20 thoughts on “Plans to Transform Tenderloin Block Even Closer to Reality”
  1. I’m sorry, WHY eliminate the colonnade? I’m not usually a big fan of facadectomies, but this facade is handsome and historic (for SF) and isn’t the usual old brick warehouse with dubious value that somehow needs to be preserved forever.

      1. Seems like we want to save low rent facades in the mission but not this one? I agree this is one of the ones that would be nice to keep.

  2. This project has been in play for SIX YEARS. Hope the developers are happy paying 22% more for construction than it would have cost even 4 years ago.

  3. They asked the developer to tear down the church and replace it with this piece of bland crap?

    Seriously, can’t we save anything

  4. a rare example of a project whose earlier proposal was almost universally liked by SS commenters, and… Planning (to me, inconsistently with their own precedent) has it re-worked. sigh.

    1. Yeah if we were conspiracy theorists, we might be checking the Planning Dept parking lot to see if the involved parties were all driving expensive new cars (Technically, I doubt the dept even has a parking lot, but I think everyone understands the inference).

      Happily, an abundance of incoherence actually codified in City policy means we aren’t compelled to suspect anyone’s honesty…just their taste and judgement.

  5. Carl Werner’s Fifth Church of Christ, Scientist was built in 1923, so the facade is certainly historic!

  6. Really sad.

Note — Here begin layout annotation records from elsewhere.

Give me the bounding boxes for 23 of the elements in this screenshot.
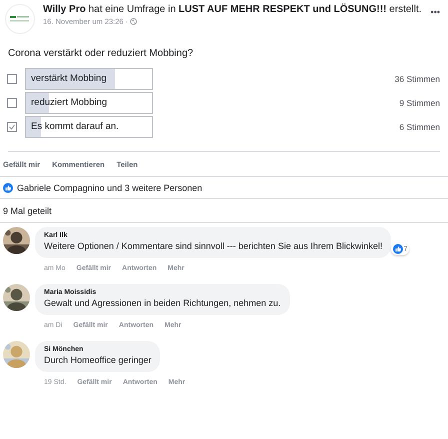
logo-icon [5,4,35,34]
option-label: reduziert Mobbing [31,97,108,108]
like-icon [3,183,13,193]
more-icon[interactable]: ••• [430,7,440,34]
poll-question: Corona verstärkt oder reduziert Mobbing? [7,47,194,61]
comment-text: Gewalt und Agressionen in beiden Richtungen, nehmen zu. [44,298,281,309]
vote-count[interactable]: 6 Stimmen [399,122,440,132]
vote-count[interactable]: 9 Stimmen [399,98,440,108]
comment-text: Durch Homeoffice geringer [44,355,152,366]
checkbox[interactable] [7,74,17,84]
vote-count[interactable]: 36 Stimmen [394,74,440,84]
comment-text: Weitere Optionen / Kommentare sind sinnvoll --- berichten Sie aus Ihrem Blickwinkel! [44,241,382,252]
option-label: verstärkt Mobbing [31,73,107,84]
poll-bar[interactable]: verstärkt Mobbing [25,68,153,90]
likes-summary[interactable]: Gabriele Compagnino und 3 weitere Personen [17,183,202,193]
poll-bar[interactable]: Es kommt darauf an. [25,116,153,138]
checkbox[interactable] [7,122,17,132]
checkbox[interactable] [7,98,17,108]
option-label: Es kommt darauf an. [31,121,119,132]
share-count[interactable]: 9 Mal geteilt [0,199,448,222]
poll-bar[interactable]: reduziert Mobbing [25,92,153,114]
post-title: Willy Pro hat eine Umfrage in LUST AUF MEHR RESPEKT und LÖSUNG!!! erstellt. [43,4,422,16]
like-icon [392,244,403,254]
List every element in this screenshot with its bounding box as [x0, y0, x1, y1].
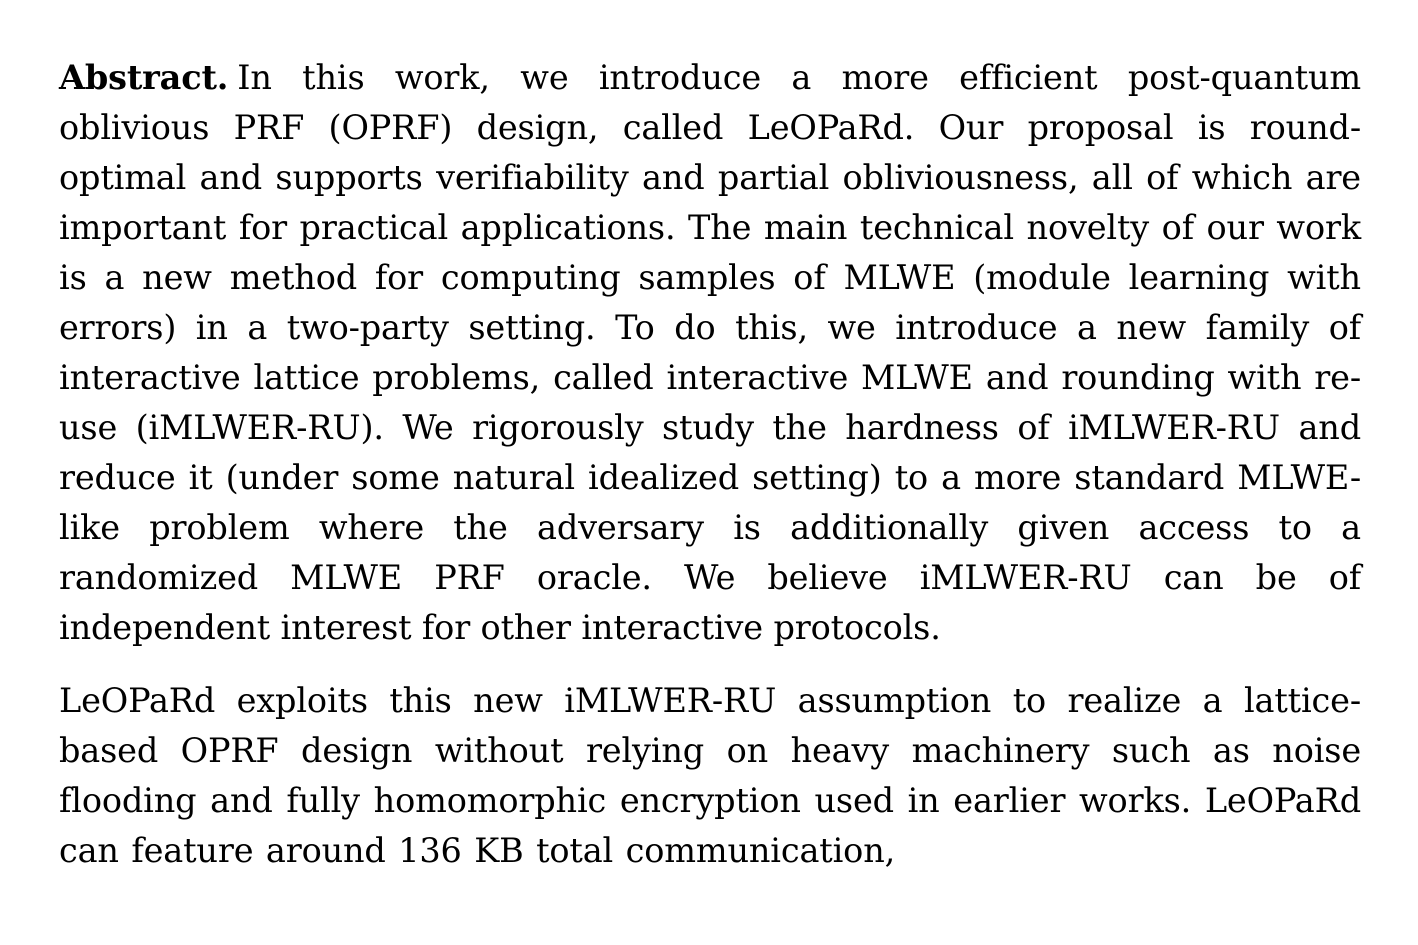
abstract-body-text: In this work, we introduce a more effici…	[59, 58, 1361, 647]
second-paragraph: LeOPaRd exploits this new iMLWER-RU assu…	[59, 681, 1361, 870]
abstract-paragraph: Abstract. In this work, we introduce a mo…	[59, 53, 1361, 653]
abstract-label: Abstract.	[59, 58, 229, 97]
document-page: Abstract. In this work, we introduce a mo…	[0, 0, 1418, 945]
abstract-block: Abstract. In this work, we introduce a mo…	[59, 53, 1361, 876]
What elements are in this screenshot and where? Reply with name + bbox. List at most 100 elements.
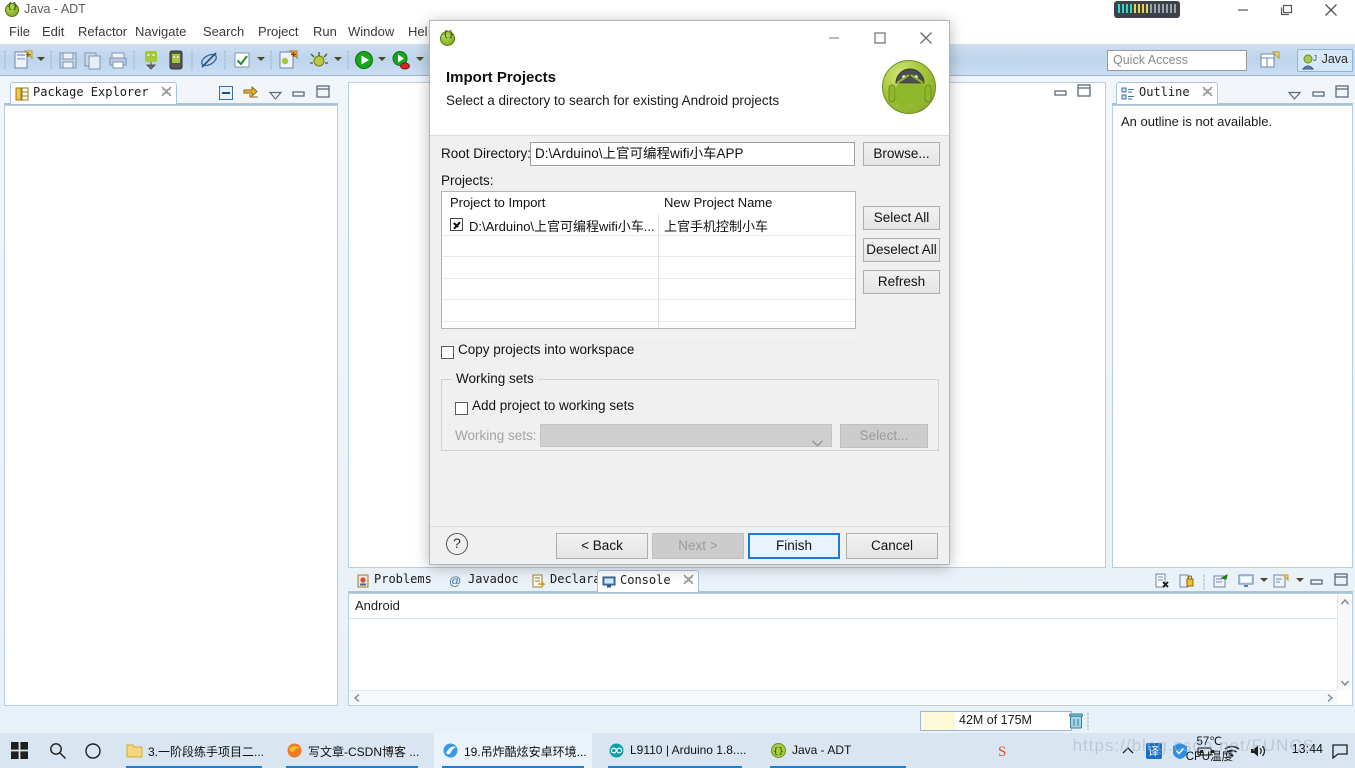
- new-file-dropdown-arrow[interactable]: [37, 57, 46, 64]
- collapse-all-icon[interactable]: [218, 85, 234, 101]
- dialog-minimize-button[interactable]: [811, 21, 857, 55]
- volume-icon[interactable]: [1249, 742, 1267, 760]
- dialog-close-button[interactable]: [903, 21, 949, 55]
- window-minimize-button[interactable]: [1221, 0, 1265, 20]
- working-sets-select-button[interactable]: Select...: [840, 424, 928, 448]
- close-icon[interactable]: [683, 574, 694, 585]
- menu-navigate[interactable]: Navigate: [133, 24, 188, 41]
- column-header-new-project-name[interactable]: New Project Name: [664, 195, 772, 210]
- next-button[interactable]: Next >: [652, 533, 744, 559]
- perspective-java-button[interactable]: J Java: [1296, 49, 1353, 72]
- table-row-empty[interactable]: [442, 322, 855, 343]
- menu-run[interactable]: Run: [311, 24, 339, 41]
- notification-icon[interactable]: [1331, 742, 1349, 760]
- scroll-right-arrow[interactable]: [1323, 691, 1337, 705]
- tab-javadoc[interactable]: @ Javadoc: [446, 570, 523, 592]
- view-menu-icon[interactable]: [1287, 87, 1304, 103]
- run-external-tools-icon[interactable]: [390, 49, 412, 71]
- copy-projects-checkbox[interactable]: [441, 346, 454, 359]
- translate-icon[interactable]: 译: [1145, 742, 1163, 760]
- deselect-all-button[interactable]: Deselect All: [863, 238, 940, 262]
- close-icon[interactable]: [161, 86, 172, 97]
- pin-console-icon[interactable]: [1213, 573, 1229, 589]
- clear-console-icon[interactable]: [1154, 573, 1170, 589]
- taskbar-item-firefox[interactable]: 写文章-CSDN博客 ...: [278, 733, 426, 768]
- browse-button[interactable]: Browse...: [863, 142, 940, 166]
- run-dropdown-arrow[interactable]: [378, 57, 387, 64]
- table-row-empty[interactable]: [442, 279, 855, 300]
- menu-file[interactable]: File: [7, 24, 32, 41]
- quick-access-input[interactable]: Quick Access: [1107, 50, 1247, 71]
- working-sets-combo[interactable]: [540, 424, 832, 447]
- maximize-icon[interactable]: [316, 85, 332, 101]
- menu-search[interactable]: Search: [201, 24, 246, 41]
- console-vertical-scrollbar[interactable]: [1337, 595, 1351, 690]
- menu-window[interactable]: Window: [346, 24, 396, 41]
- package-explorer-tree[interactable]: [4, 105, 338, 706]
- usb-icon[interactable]: [1197, 742, 1215, 760]
- window-close-button[interactable]: [1309, 0, 1353, 20]
- taskbar-item-arduino[interactable]: L9110 | Arduino 1.8....: [600, 733, 750, 768]
- chevron-up-icon[interactable]: [1119, 742, 1137, 760]
- heap-status-indicator[interactable]: 42M of 175M: [920, 711, 1072, 731]
- row-checkbox[interactable]: [450, 218, 463, 231]
- maximize-icon[interactable]: [1335, 85, 1351, 101]
- close-icon[interactable]: [1202, 86, 1213, 97]
- minimize-icon[interactable]: [292, 87, 308, 103]
- cancel-button[interactable]: Cancel: [846, 533, 938, 559]
- search-icon[interactable]: [40, 733, 76, 768]
- trash-icon[interactable]: [1067, 712, 1085, 730]
- menu-help[interactable]: Hel: [406, 24, 430, 41]
- back-button[interactable]: < Back: [556, 533, 648, 559]
- debug-icon[interactable]: [308, 49, 330, 71]
- root-directory-input[interactable]: D:\Arduino\上官可编程wifi小车APP: [530, 142, 855, 166]
- help-icon[interactable]: ?: [446, 533, 468, 555]
- column-header-project-to-import[interactable]: Project to Import: [450, 195, 545, 210]
- console-output[interactable]: Android: [348, 593, 1353, 706]
- link-with-editor-icon[interactable]: [243, 85, 259, 101]
- scroll-up-arrow[interactable]: [1338, 595, 1352, 609]
- maximize-icon[interactable]: [1334, 573, 1350, 589]
- window-restore-button[interactable]: [1265, 0, 1309, 20]
- lock-scroll-icon[interactable]: [1179, 573, 1195, 589]
- editor-maximize-icon[interactable]: [1077, 84, 1093, 100]
- checkmark-icon[interactable]: [231, 49, 253, 71]
- table-row-empty[interactable]: [442, 257, 855, 279]
- copy-icon[interactable]: [82, 49, 104, 71]
- table-row-empty[interactable]: [442, 300, 855, 322]
- add-to-working-sets-checkbox[interactable]: [455, 402, 468, 415]
- select-all-button[interactable]: Select All: [863, 206, 940, 230]
- save-icon[interactable]: [57, 49, 79, 71]
- checkmark-dropdown-arrow[interactable]: [257, 57, 266, 64]
- minimize-icon[interactable]: [1312, 87, 1328, 103]
- table-row-empty[interactable]: [442, 236, 855, 257]
- android-sdk-manager-icon[interactable]: [140, 49, 162, 71]
- new-window-icon[interactable]: [1258, 50, 1282, 71]
- new-file-icon[interactable]: [12, 49, 34, 71]
- editor-minimize-icon[interactable]: [1054, 86, 1070, 102]
- scroll-left-arrow[interactable]: [350, 691, 364, 705]
- taskbar-item-eclipse[interactable]: {} Java - ADT: [762, 733, 914, 768]
- new-android-project-icon[interactable]: [277, 49, 299, 71]
- taskbar-item-folder[interactable]: 3.一阶段练手项目二...: [118, 733, 270, 768]
- minimize-icon[interactable]: [1310, 575, 1326, 591]
- taskbar-item-browser[interactable]: 19.吊炸酷炫安卓环境...: [434, 733, 592, 768]
- scroll-down-arrow[interactable]: [1338, 676, 1352, 690]
- link-break-icon[interactable]: [198, 49, 220, 71]
- tab-problems[interactable]: Problems: [352, 570, 436, 592]
- menu-project[interactable]: Project: [256, 24, 300, 41]
- task-view-icon[interactable]: [76, 733, 110, 768]
- projects-table[interactable]: Project to Import New Project Name D:\Ar…: [441, 191, 856, 343]
- open-console-dropdown-arrow[interactable]: [1296, 578, 1305, 585]
- debug-dropdown-arrow[interactable]: [334, 57, 343, 64]
- dialog-maximize-button[interactable]: [857, 21, 903, 55]
- display-console-dropdown-arrow[interactable]: [1260, 578, 1269, 585]
- windows-start-icon[interactable]: [0, 733, 40, 768]
- sogou-input-icon[interactable]: S: [997, 742, 1015, 760]
- shield-icon[interactable]: [1171, 742, 1189, 760]
- tab-console[interactable]: Console: [597, 570, 699, 592]
- menu-refactor[interactable]: Refactor: [76, 24, 129, 41]
- display-selected-console-icon[interactable]: [1238, 573, 1254, 589]
- android-avd-manager-icon[interactable]: [165, 49, 187, 71]
- menu-edit[interactable]: Edit: [40, 24, 66, 41]
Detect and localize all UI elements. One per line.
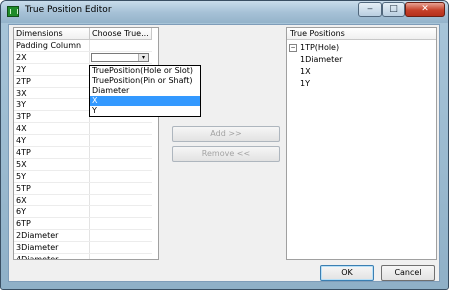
dimension-cell[interactable]: 4Diameter	[14, 254, 90, 259]
table-row[interactable]: Padding Column	[14, 40, 152, 52]
dialog-window: True Position Editor ‒ □ ✕ Dimensions Ch…	[0, 0, 449, 290]
dimension-cell[interactable]: 5X	[14, 158, 90, 170]
tree-node-child[interactable]: 1X	[300, 66, 311, 78]
cancel-button[interactable]: Cancel	[381, 265, 435, 281]
dimension-cell[interactable]: 3Diameter	[14, 242, 90, 254]
ok-button[interactable]: OK	[320, 265, 374, 281]
table-row[interactable]: 4Y	[14, 135, 152, 148]
true-positions-tree: True Positions −1TP(Hole) 1Diameter 1X 1…	[286, 27, 437, 260]
table-row[interactable]: 5TP	[14, 182, 152, 195]
dimension-cell[interactable]: 6X	[14, 194, 90, 206]
choose-cell[interactable]	[90, 218, 152, 229]
dropdown-arrow-icon[interactable]: ▾	[138, 53, 148, 61]
choose-cell[interactable]	[90, 242, 152, 253]
choose-cell[interactable]	[90, 135, 152, 146]
choose-cell[interactable]	[90, 230, 152, 241]
choose-cell[interactable]	[90, 254, 152, 259]
collapse-icon[interactable]: −	[289, 44, 297, 52]
choose-cell[interactable]	[90, 159, 152, 170]
dimension-cell[interactable]: 4X	[14, 123, 90, 135]
dropdown-option[interactable]: Y	[90, 106, 200, 116]
dimension-cell[interactable]: 6Y	[14, 206, 90, 218]
table-row[interactable]: 2Diameter	[14, 230, 152, 243]
choose-cell[interactable]	[90, 40, 152, 51]
choose-cell[interactable]	[90, 123, 152, 134]
choose-cell[interactable]	[90, 171, 152, 182]
add-button[interactable]: Add >>	[172, 126, 280, 142]
table-row[interactable]: 6X	[14, 194, 152, 207]
dimension-cell[interactable]: 2X	[14, 51, 90, 63]
column-header-dimensions[interactable]: Dimensions	[14, 28, 90, 40]
choose-cell[interactable]	[90, 195, 152, 206]
dimension-cell[interactable]: 5TP	[14, 182, 90, 194]
grid-header: Dimensions Choose True...	[14, 28, 152, 40]
dimension-cell[interactable]: 2TP	[14, 75, 90, 87]
dimension-cell[interactable]: 3Y	[14, 99, 90, 111]
column-header-choose[interactable]: Choose True...	[90, 28, 152, 40]
tree-node-child[interactable]: 1Diameter	[300, 54, 342, 66]
tree-node-label: 1TP(Hole)	[300, 43, 340, 52]
choose-dropdown-list[interactable]: TruePosition(Hole or Slot) TruePosition(P…	[89, 65, 201, 117]
dimension-cell[interactable]: 3TP	[14, 111, 90, 123]
window-title: True Position Editor	[25, 5, 112, 15]
dimension-cell[interactable]: 4TP	[14, 147, 90, 158]
tree-header: True Positions	[287, 28, 436, 40]
choose-cell[interactable]: ▾	[90, 52, 152, 63]
dimension-cell[interactable]: 2Diameter	[14, 230, 90, 242]
dimension-cell[interactable]: 2Y	[14, 63, 90, 75]
dimension-cell[interactable]: Padding Column	[14, 40, 90, 51]
minimize-button[interactable]: ‒	[358, 2, 382, 17]
choose-combobox[interactable]: ▾	[91, 52, 149, 62]
dialog-client-area: Dimensions Choose True... Padding Column…	[8, 24, 440, 282]
table-row[interactable]: 4Diameter	[14, 254, 152, 259]
table-row[interactable]: 2X ▾	[14, 51, 152, 64]
dimension-cell[interactable]: 5Y	[14, 170, 90, 182]
table-row[interactable]: 6TP	[14, 218, 152, 231]
dropdown-option[interactable]: TruePosition(Pin or Shaft)	[90, 76, 200, 86]
dropdown-option[interactable]: TruePosition(Hole or Slot)	[90, 66, 200, 76]
table-row[interactable]: 5Y	[14, 170, 152, 183]
dimension-cell[interactable]: 4Y	[14, 135, 90, 147]
table-row[interactable]: 3Diameter	[14, 242, 152, 255]
dimension-cell[interactable]: 6TP	[14, 218, 90, 230]
tree-node-child[interactable]: 1Y	[300, 78, 310, 90]
dropdown-option[interactable]: Diameter	[90, 86, 200, 96]
tree-node-root[interactable]: −1TP(Hole)	[289, 42, 339, 54]
app-icon	[7, 6, 19, 17]
title-bar[interactable]: True Position Editor ‒ □ ✕	[1, 1, 448, 23]
remove-button[interactable]: Remove <<	[172, 146, 280, 162]
table-row[interactable]: 6Y	[14, 206, 152, 219]
table-row[interactable]: 4X	[14, 123, 152, 136]
choose-cell[interactable]	[90, 147, 152, 158]
close-button[interactable]: ✕	[405, 2, 445, 17]
dropdown-option[interactable]: X	[90, 96, 200, 106]
table-row[interactable]: 4TP	[14, 147, 152, 159]
choose-cell[interactable]	[90, 206, 152, 217]
choose-cell[interactable]	[90, 183, 152, 194]
dimension-cell[interactable]: 3X	[14, 87, 90, 99]
maximize-button[interactable]: □	[382, 2, 405, 17]
table-row[interactable]: 5X	[14, 158, 152, 171]
dimensions-grid: Dimensions Choose True... Padding Column…	[13, 27, 159, 260]
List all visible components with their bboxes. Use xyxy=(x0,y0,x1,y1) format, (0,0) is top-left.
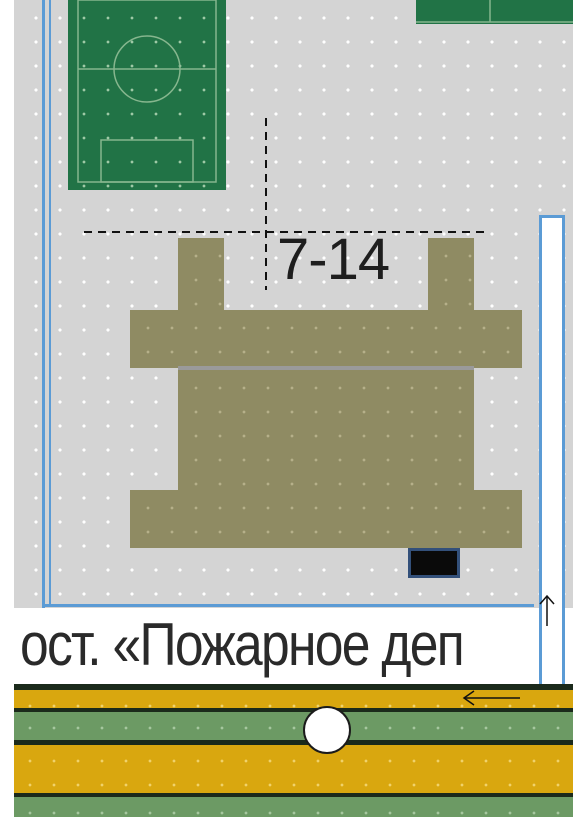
building-label: 7-14 xyxy=(277,227,390,292)
bus-stop-marker[interactable] xyxy=(303,706,351,754)
arrow-up-icon xyxy=(539,594,555,626)
road-lane-yellow xyxy=(14,745,573,793)
transformer-box xyxy=(408,548,460,578)
field-markings-icon xyxy=(416,0,573,23)
boundary-line-bottom xyxy=(42,604,534,607)
bus-stop-name: ост. «Пожарное деп xyxy=(20,608,496,686)
road-lane-green-bottom xyxy=(14,797,573,817)
road-lane-green xyxy=(14,712,573,742)
arrow-left-icon xyxy=(462,690,520,706)
building-bottom-bar xyxy=(130,490,522,548)
football-field-top-right xyxy=(416,0,573,24)
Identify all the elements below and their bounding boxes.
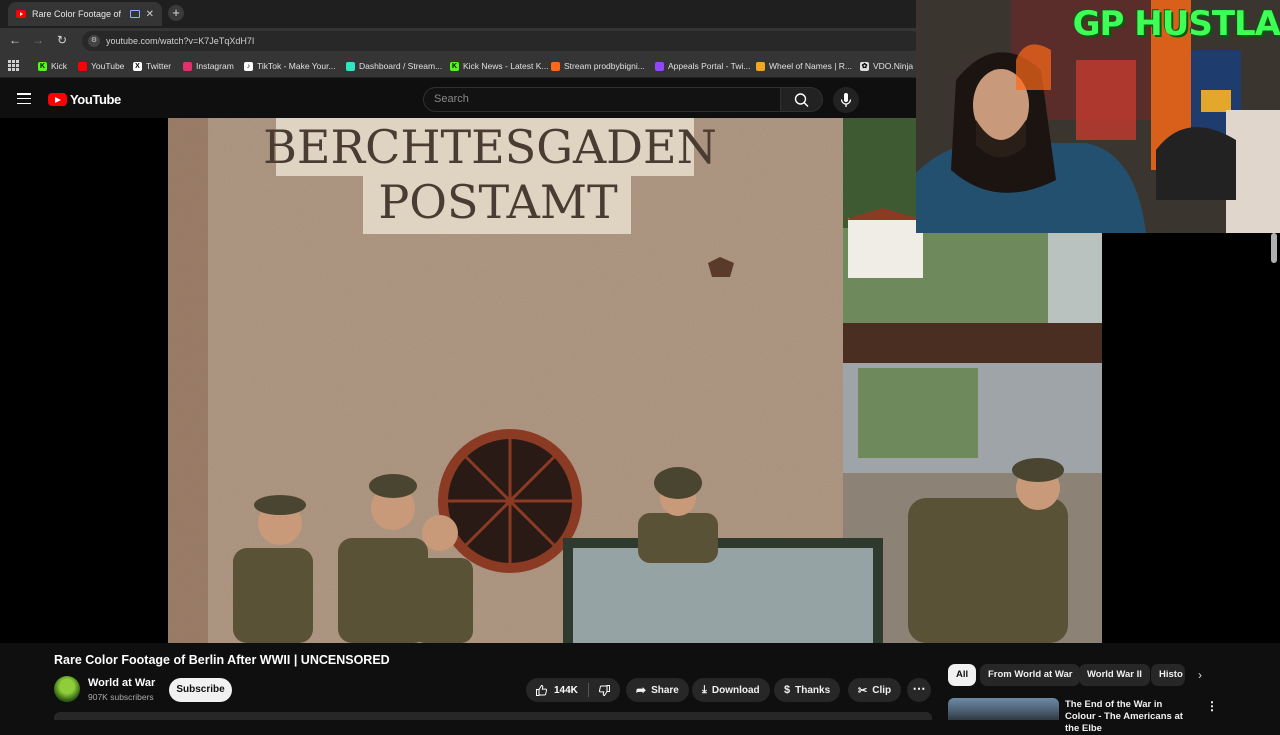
bookmark-label: TikTok - Make Your...	[257, 61, 336, 71]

Developer was willing to keep the facade and designed around it and Planning ordered them to tear it down….Nuts. Remember the facades on Market Street that “had no historic value” that were destroyed so we could get the “wonderful” glass box mini-mall that sits empty years later?

    1. I do remember this. Its still so curious why planning allowed this entire stretch of urban fabric to be replaced with a bland glass nothing. Ick!